Clarissa - Capítulo IV: O Desgosto

Clavícula e costelas quebradas, Clarissa agora passava seus dias a assistir tevê. Lembrava-se apenas de alguns relances do acidente, nada conexo. Dias arrastados. Já não eram de muita emoção há tempos, mas agora, com sua mãe instalada dentro da sua casa para os cuidados necessários, a rotina tornou-se algo quase insuportável. Por um milésimo de segundo sentiu vontade de estar no balcão da farmácia... mas a vontade foi tão efêmera que voltou a se entreter com o seriado na tevê.

E foi assim por dias, semanas e semanas. Alguns amigos mandavam mensagens de ânimo pelo Facebook ou pelo Whatsapp. Alguns poucos foram visitá-la em casa. Mas o que contribuiu de fato para o aumento da tristeza em seus dias acinzentados é que ele - por quem saíra de casa aquela noite, a razão de ter batido o carro, o homem para quem se declararia - não se importou com o estado dela. Ele não mandou mensagem no Facebook, nem no Whatsapp e nem foi vê-la. A hipótese de que ele não soube do acidente foi afastada, porque ela mesma incumbiu alguém de sua inteira confiança para que providenciasse isso. E assim foi feito. Ela aguardou por dias, semanas e semanas um contato, ao menos um "como você está?", qualquer palavra que demonstrasse que ele ainda se importava com ela... mas não aconteceu. Aquela angústia de não ser correspondida em seus anseios, tornava os dias ainda mais fatigantes. A ausência dele, a presença da mãe em seu espaço e a impossibilidade de locomoção, tudo isso fazia com que ela olhasse para o céu e se imaginasse um pássaro, voando para longe dos seus problemas, das suas agonias.

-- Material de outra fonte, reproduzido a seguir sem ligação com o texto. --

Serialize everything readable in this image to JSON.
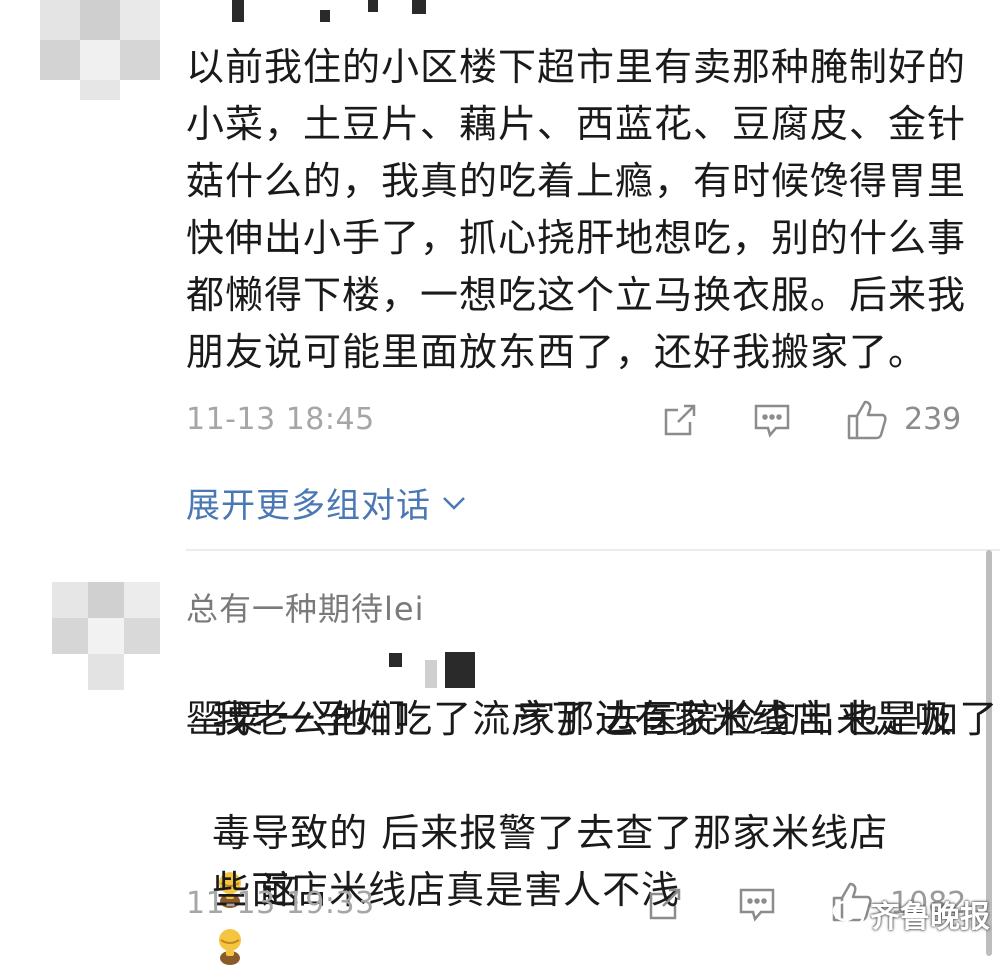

Mas o tempo é sempre solidário a quem sofre. E sua dor foi se dissipando, dia após dia, semana após semana. Clarissa, que pensava demais, decidiu parar de pensar. Não é tão simples, mas era um exercício que ela se propôs a fazer. Sempre que, por um segundo, lembrava-se dele, logo tratava de desviar o pensamento. Tomou um foco e resolveu se dedicar a outras coisas. Suas costelas e clavícula se curaram, seu coração ainda não. Entretanto, ela sabia que devia agir rápido para curá-lo e de seu desgosto surgiu uma fagulha.

De volta a sua rotina - sem mãe, sem ele - pôs-se procurar atividades novas. Foi estudar francês, fazer natação e aprender tocar violão. Se arrumou, pintou o cabelo, fez uma tatuagem, trocou as roupas do armário e viu que tudo aquilo lhe fazia bem. Voltou a sorrir. E seu sorriso atraia olhares e convites e noites com companhias muito agradáveis. Assim, Clarissa foi voltando a viver. Desviando pensamentos, controlando emoções, seus dias voltaram a ter cores. Lágrimas de saudade, não mais.